For at least a few weeks before it’s release (and for the subsequent month afterwards), Kathryn Bigelow’s latest film Zero Dark Thirty has been achieving a gargantuan amount of press. There’s been plenty of good word, with the film receiving nearly unanimous praise from critics for it’s deft and relevant subject matter and appearing on many top ten lists. There have been more troubling headlines, however, with some sources calling the film a glorification of torture, an improper exposure to classified material, as well as a shallow reenactment on the war of terror that ultimately gives Osama bin Laden the last laugh (This Rolling Stone article is particularly damning). It’s certainly one of the most challenging films of the year in that regard, and I myself have found myself agreeing with both camps at times. Still, I feel that this a film that must be seen, judged and contemplated by each viewer on his/her own philosophies.
Zero Dark Thirty is very much a follow up film to The Hurt Locker, but it is in some ways an even more important film. The Hurt Locker is an intense study of American soldiers fighting a brutal conflict in Iraq, while Zero Dark Thirty is a political thriller that acts as a reminder of the paranoia that plagued are nation based on the livelihood of one particular terrorist. As many of you are aware, Zero Dark Thirty is a dramatized account of the decade-long hunt for Osama Bin Laden. The film’s action orbits around central protagonist Maya (Jessica Chastain) a CIA operative with an obsessive need to find Osama Bin Laden. Through a chronological narrative that spans the September 11 attacks right up to the killing of Osama Bin Laden on May 2nd, 2011, Maya acts as our declassified government document that examines what happened to track down the Al Quaida leader. Bribery, speculation, interrogation and the much discussed graphic scenes of torture are the methods that follows in the film’s 157 minute running time.
The allegations that Zero Dark Thirty is exposing unwanted American secrets is not entirely unfounded, but it’s necessary for this type of film to be as truthful as the momentum would allow.
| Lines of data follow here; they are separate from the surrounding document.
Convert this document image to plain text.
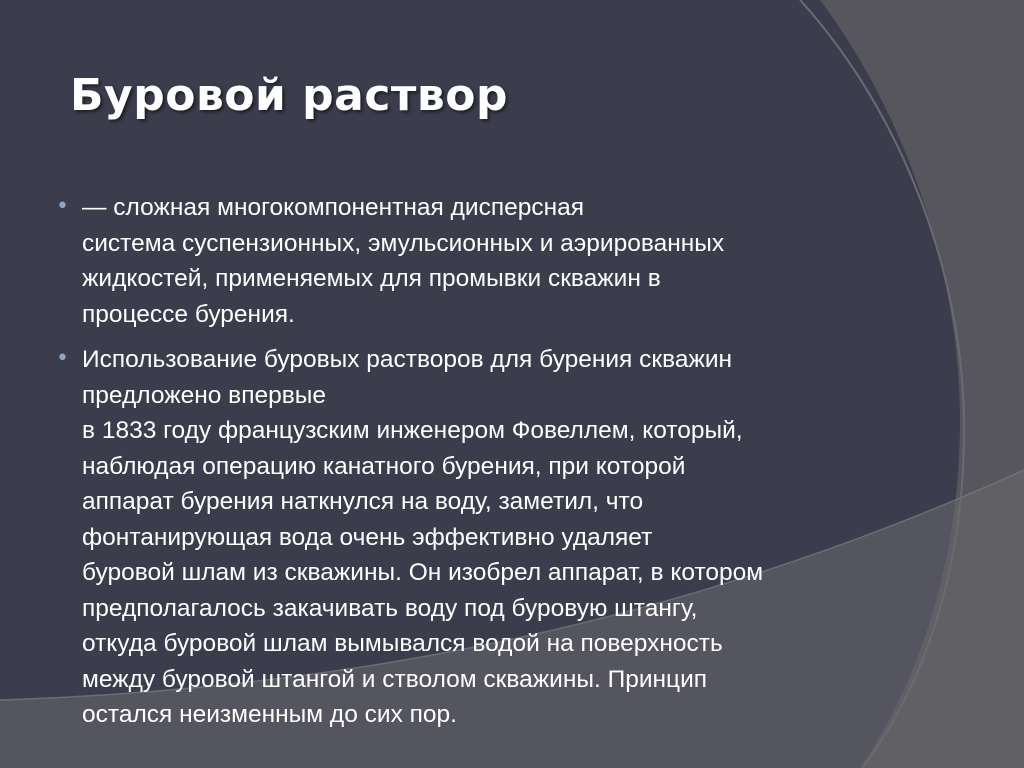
Буровой раствор
• — сложная многокомпонентная дисперсная
система суспензионных, эмульсионных и аэрированных
жидкостей, применяемых для промывки скважин в
процессе бурения.

• Использование буровых растворов для бурения скважин
предложено впервые
в 1833 году французским инженером Фовеллем, который,
наблюдая операцию канатного бурения, при которой
аппарат бурения наткнулся на воду, заметил, что
фонтанирующая вода очень эффективно удаляет
буровой шлам из скважины. Он изобрел аппарат, в котором
предполагалось закачивать воду под буровую штангу,
откуда буровой шлам вымывался водой на поверхность
между буровой штангой и стволом скважины. Принцип
остался неизменным до сих пор.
Interestingly, the film could have been so much less than what it was, and it can indeed be attributed to the sudden slaying of Osama Bin Laden two years ago. Director Kathryn Bigelow and writer/journalist Mark Boal were planning to make a film about the 2001 siege of the Tora Bora where Osama was believed to have escaped without a trace, but then when he was actually killed in a raid the duo decided to change the film’s concept entirely. Using the research they had accumulated over the last year, the writing/directing pair composed a new film that would center around the whole zeitgeist for America’s hunt for Osama Bin Laden.
I have to admit, while watching the film I was a bit frustrated at times. The film does indeed begin with a torture scene, which immediately grabbed me, but afterwards I couldn’t help but ask if the filmmakers were suggesting that the actions of the Americans was fully justified. I was fully immersed in the film’s story and performances, and in all honesty it hardly felt like the move was over two-and-a-half hours. Still, my frustrations remained for most of the running time too (perhaps in no small part as we all knew what the ending would be), and I found myself wondering if the film could have posed more questions about did the ends justify the means.
Then…the final shot happened. After a visceral and dynamic climax where I couldn’t stand to blink for a moment, Bigelow and Boal gave us the final shot that the film needed. Not to spoil much, but it was a tender and emotional moment with the film’s lead of Maya. Up to this point we had indeed been seeing this war on terror through her determined mind. Now that it was over, however, both Maya and us viewers were left to ponder what it all meant. Perhaps I’m trying to over-analyze a film that is in many ways just an action film, but I personally don’t think that the filmmakers could have capped off such a compelling work of cinema with a more long-lasting image.
At the end of the day, Zero Dark Thirty is a fabulous political thriller, and the most satisfying American film of the year overall. Whether the filmmakers intended the film to attract this much public outcry is hard to say, but I’m certain they aren’t appreciative that their hard work is being judged as amoral. It’s also an absolute shame that Kathryn Bigelow was denied a best director nomination this year (along with other shoe-ins like Paul Thomas Anderson, Ben Affleck, and Wes Anderson), but it seems the film has earned itself another merit. Zero Dark Thirty is easily the most controversial film, amidst the most controversial Oscar season in years.